J'ai été charmé par la chaleur de l'accueil de Valérie (à la gare du Nord), son touchant empressement (Ah, Ah ! Cela reste secret 😊) à m'amener au plus vite au Quai d'Orsay (le musée qu'allez-vous chercher), me partager avec un joyeux enthousiasme ses coups de coeur et me détailler La pie de Monet « Son » (marque évidente d'un émerveillement) tableau qu'elle aime à faire découvrir ainsi que quelques sublimes beautés cachées du musée. Visite au pas de charge de l'Orangerie, Valérie avait dû avaler sa montre au petit-déjeuner 😊 (à moins que ce ne soit Paris), pour ensuite nous précipiter (Ah, le beau paradoxe !) au Père tranquille. En chemin, sans même nous en apercevoir, nous venions de louper une extraordinaire occasion de nous émerveiller du chant inédit des oiseaux dans cet air de printemps d'un Paris exceptionnellement sans véhicules motorisés. Comme le dit si bien Bookycooky dans sa critique : question de réceptivité.

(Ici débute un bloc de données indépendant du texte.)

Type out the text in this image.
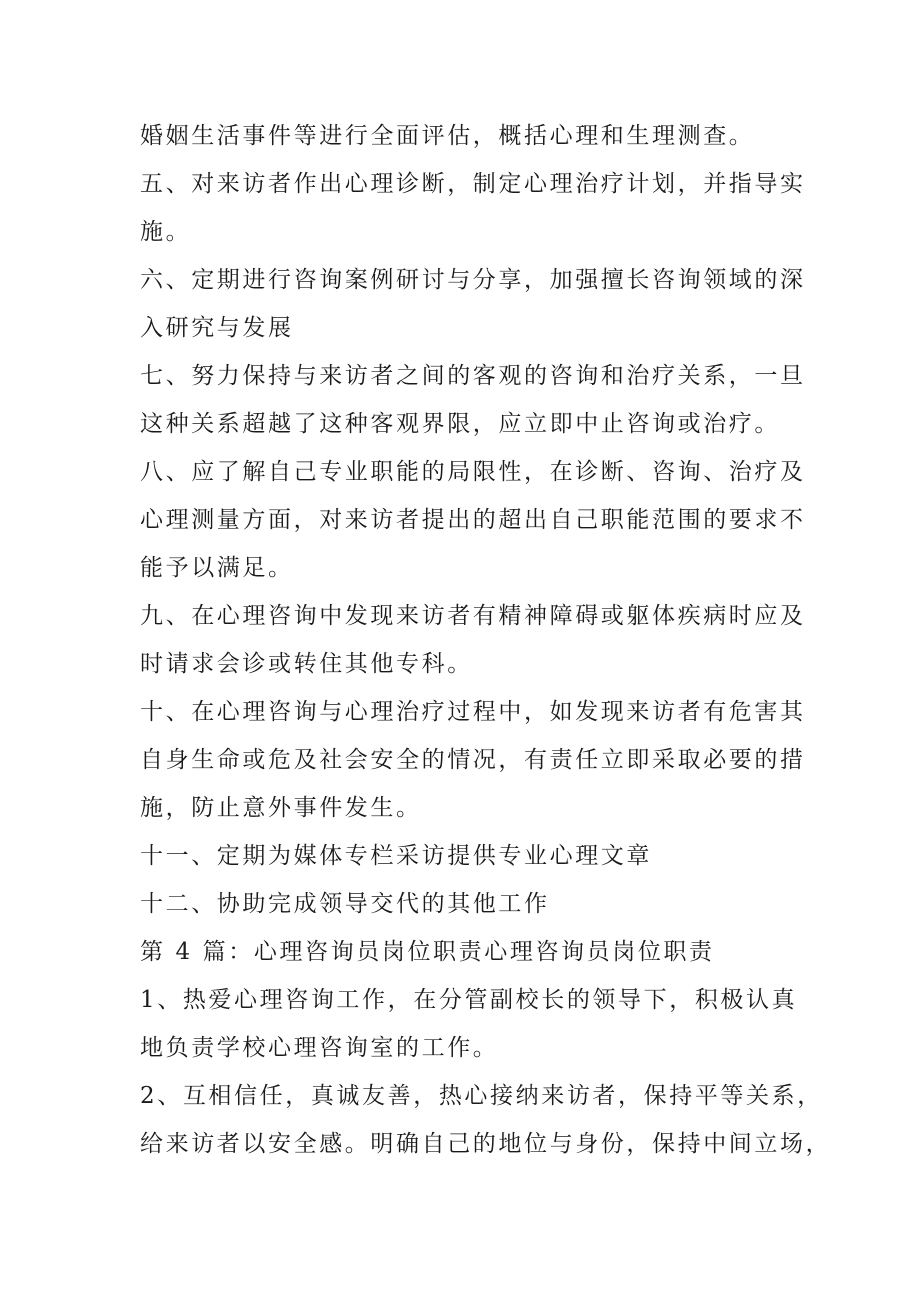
婚姻生活事件等进行全面评估，概括心理和生理测查。
五、对来访者作出心理诊断，制定心理治疗计划，并指导实
施。
六、定期进行咨询案例研讨与分享，加强擅长咨询领域的深
入研究与发展
七、努力保持与来访者之间的客观的咨询和治疗关系，一旦
这种关系超越了这种客观界限，应立即中止咨询或治疗。
八、应了解自己专业职能的局限性，在诊断、咨询、治疗及
心理测量方面，对来访者提出的超出自己职能范围的要求不
能予以满足。
九、在心理咨询中发现来访者有精神障碍或躯体疾病时应及
时请求会诊或转住其他专科。
十、在心理咨询与心理治疗过程中，如发现来访者有危害其
自身生命或危及社会安全的情况，有责任立即采取必要的措
施，防止意外事件发生。
十一、定期为媒体专栏采访提供专业心理文章
十二、协助完成领导交代的其他工作
第 4 篇：心理咨询员岗位职责心理咨询员岗位职责
1、热爱心理咨询工作，在分管副校长的领导下，积极认真
地负责学校心理咨询室的工作。
2、互相信任，真诚友善，热心接纳来访者，保持平等关系，
给来访者以安全感。明确自己的地位与身份，保持中间立场，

Mais ensuite. Quelle surprise ! Pascal me passa son portable pour un coup de fil tout à fait inattendu. Il a suffi d'un rien, une attention et comme souvent un lien direct avec la spontanéité (tiens, je m'attendais à ce que l'auteure le mentionne, d'autant que la perte de cette capacité innée à
s'émerveiller me semble intimement liée avec cette érosion de la spontanéité venant selon moi des peurs, hélas des peurs apprises). C'était une personne très spéciale au bout du fil : en pleine ballade, il faut la voir en une seconde comme un chien à l'arrêt, et de suite un coup de coude : « Regarde ! C'est joliii ! ». Ou alors la voilà trottinant et te mettant un galet récupéré au bord de la mer : « C'est rigolo, non ? » Tellement vivante.

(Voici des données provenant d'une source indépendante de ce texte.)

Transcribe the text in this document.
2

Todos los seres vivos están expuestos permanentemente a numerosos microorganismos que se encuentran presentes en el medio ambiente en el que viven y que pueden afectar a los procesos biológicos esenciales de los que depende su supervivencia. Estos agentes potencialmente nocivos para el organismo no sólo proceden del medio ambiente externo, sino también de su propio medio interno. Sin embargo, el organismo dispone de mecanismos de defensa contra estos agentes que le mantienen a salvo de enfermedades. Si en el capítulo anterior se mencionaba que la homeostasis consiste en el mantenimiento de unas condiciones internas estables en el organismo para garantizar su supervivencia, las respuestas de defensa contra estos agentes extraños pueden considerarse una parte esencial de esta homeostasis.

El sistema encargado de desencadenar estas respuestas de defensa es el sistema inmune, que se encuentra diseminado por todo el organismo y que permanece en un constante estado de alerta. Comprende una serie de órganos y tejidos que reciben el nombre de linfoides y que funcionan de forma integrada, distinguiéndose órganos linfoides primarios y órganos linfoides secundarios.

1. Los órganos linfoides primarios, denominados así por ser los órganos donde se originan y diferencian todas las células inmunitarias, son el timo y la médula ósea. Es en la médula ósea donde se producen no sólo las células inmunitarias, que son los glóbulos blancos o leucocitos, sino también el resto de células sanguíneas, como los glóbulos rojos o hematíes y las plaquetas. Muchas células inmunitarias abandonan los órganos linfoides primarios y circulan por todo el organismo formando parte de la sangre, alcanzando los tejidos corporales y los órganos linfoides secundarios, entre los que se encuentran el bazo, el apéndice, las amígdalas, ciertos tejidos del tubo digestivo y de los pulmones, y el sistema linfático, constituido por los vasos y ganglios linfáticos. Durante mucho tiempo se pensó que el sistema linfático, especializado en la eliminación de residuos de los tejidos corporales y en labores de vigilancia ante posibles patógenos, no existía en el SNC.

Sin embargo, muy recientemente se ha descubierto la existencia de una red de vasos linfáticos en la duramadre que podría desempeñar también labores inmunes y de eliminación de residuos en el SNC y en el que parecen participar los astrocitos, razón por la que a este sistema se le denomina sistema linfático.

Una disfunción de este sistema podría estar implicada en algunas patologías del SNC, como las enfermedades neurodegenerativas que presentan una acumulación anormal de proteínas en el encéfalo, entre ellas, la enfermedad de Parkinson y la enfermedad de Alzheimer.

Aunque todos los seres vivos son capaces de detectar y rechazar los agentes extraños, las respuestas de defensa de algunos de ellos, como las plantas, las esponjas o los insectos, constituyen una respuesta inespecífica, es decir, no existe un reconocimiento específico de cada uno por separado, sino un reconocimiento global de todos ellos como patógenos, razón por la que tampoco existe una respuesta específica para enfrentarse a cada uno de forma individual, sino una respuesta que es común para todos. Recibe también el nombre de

Car bien qu'ayant eu un petit moment d'émerveillement en faisant la file pour aller aux toilettes (c'est qu'il s'en passe des choses inédites et surprenantes dans les files), je dois bien avouer que ma capacité s'est de beaucoup émoussée (à mon grand regret et malgré le savoir brassicole belge). Cependant, je suis toujours aussi profondément heureux de la repérer chez d'autres, comme aussi chez cette Babeliote qui à l'époque n'était pas encore mon amie mais dont la chaleur de la voix et la pétillance du regard se mêlaient à l'intelligence de coeur et l'optimisme des propos, marques d'une pratique fréquente.

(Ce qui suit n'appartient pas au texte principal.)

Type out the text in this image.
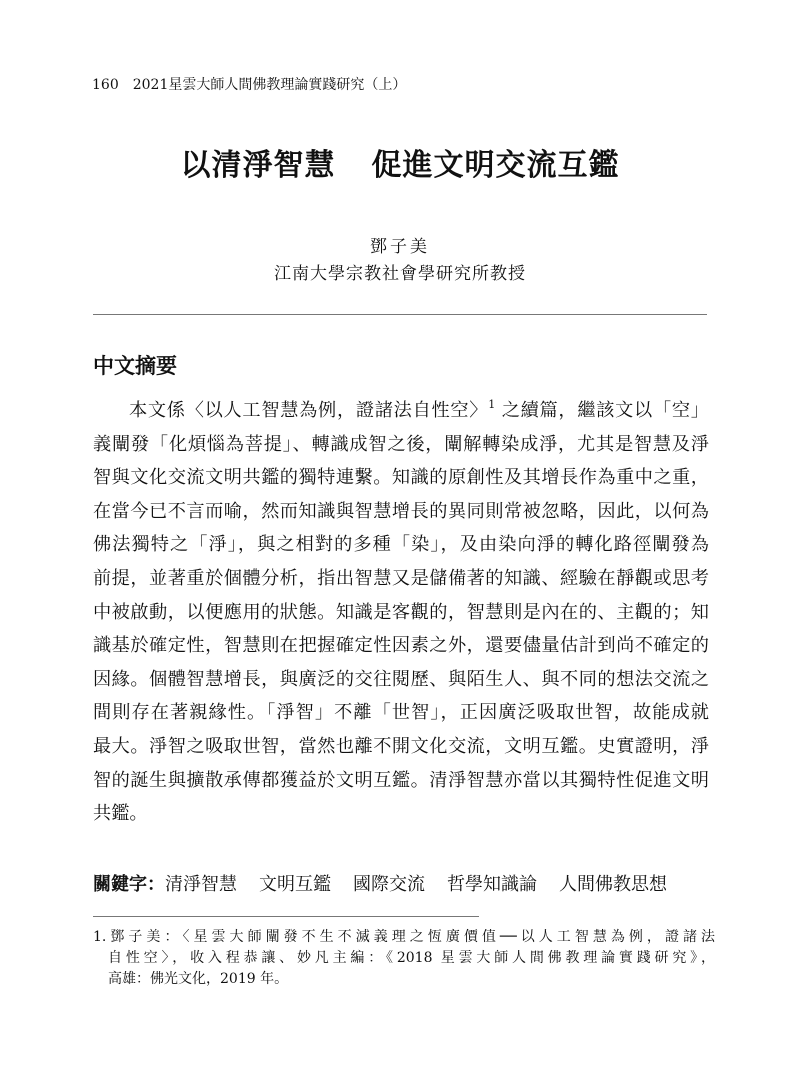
160 2021星雲大師人間佛教理論實踐研究（上）
以清淨智慧 促進文明交流互鑑
鄧子美
江南大學宗教社會學研究所教授
中文摘要
本文係〈以人工智慧為例，證諸法自性空〉$^1$ 之續篇，繼該文以「空」
義闡發「化煩惱為菩提」、轉識成智之後，闡解轉染成淨，尤其是智慧及淨
智與文化交流文明共鑑的獨特連繫。知識的原創性及其增長作為重中之重，
在當今已不言而喻，然而知識與智慧增長的異同則常被忽略，因此，以何為
佛法獨特之「淨」，與之相對的多種「染」，及由染向淨的轉化路徑闡發為
前提，並著重於個體分析，指出智慧又是儲備著的知識、經驗在靜觀或思考
中被啟動，以便應用的狀態。知識是客觀的，智慧則是內在的、主觀的；知
識基於確定性，智慧則在把握確定性因素之外，還要儘量估計到尚不確定的
因緣。個體智慧增長，與廣泛的交往閱歷、與陌生人、與不同的想法交流之
間則存在著親緣性。「淨智」不離「世智」，正因廣泛吸取世智，故能成就
最大。淨智之吸取世智，當然也離不開文化交流，文明互鑑。史實證明，淨
智的誕生與擴散承傳都獲益於文明互鑑。清淨智慧亦當以其獨特性促進文明
共鑑。
關鍵字：清淨智慧 文明互鑑 國際交流 哲學知識論 人間佛教思想
1.鄧子美：〈星雲大師闡發不生不滅義理之恆廣價值──以人工智慧為例，證諸法
自性空〉，收入程恭讓、妙凡主編：《2018 星雲大師人間佛教理論實踐研究》，
高雄：佛光文化，2019 年。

Ainsi je peux refermer cette parenthèse sur un double Je vous salue Marie.^^
Les souvenirs de ces beaux moments de partage ont ressurgi au fur et à mesure de ma lecture. Six mois après. En effet dans le train du retour après avoir feuilleté et regardé les photos je décidai de me consacrer au paysage et …. d'attendre. "Octobre se montrant clément, j'en profitais pour ..."p.7 lire en parfaite synchronie.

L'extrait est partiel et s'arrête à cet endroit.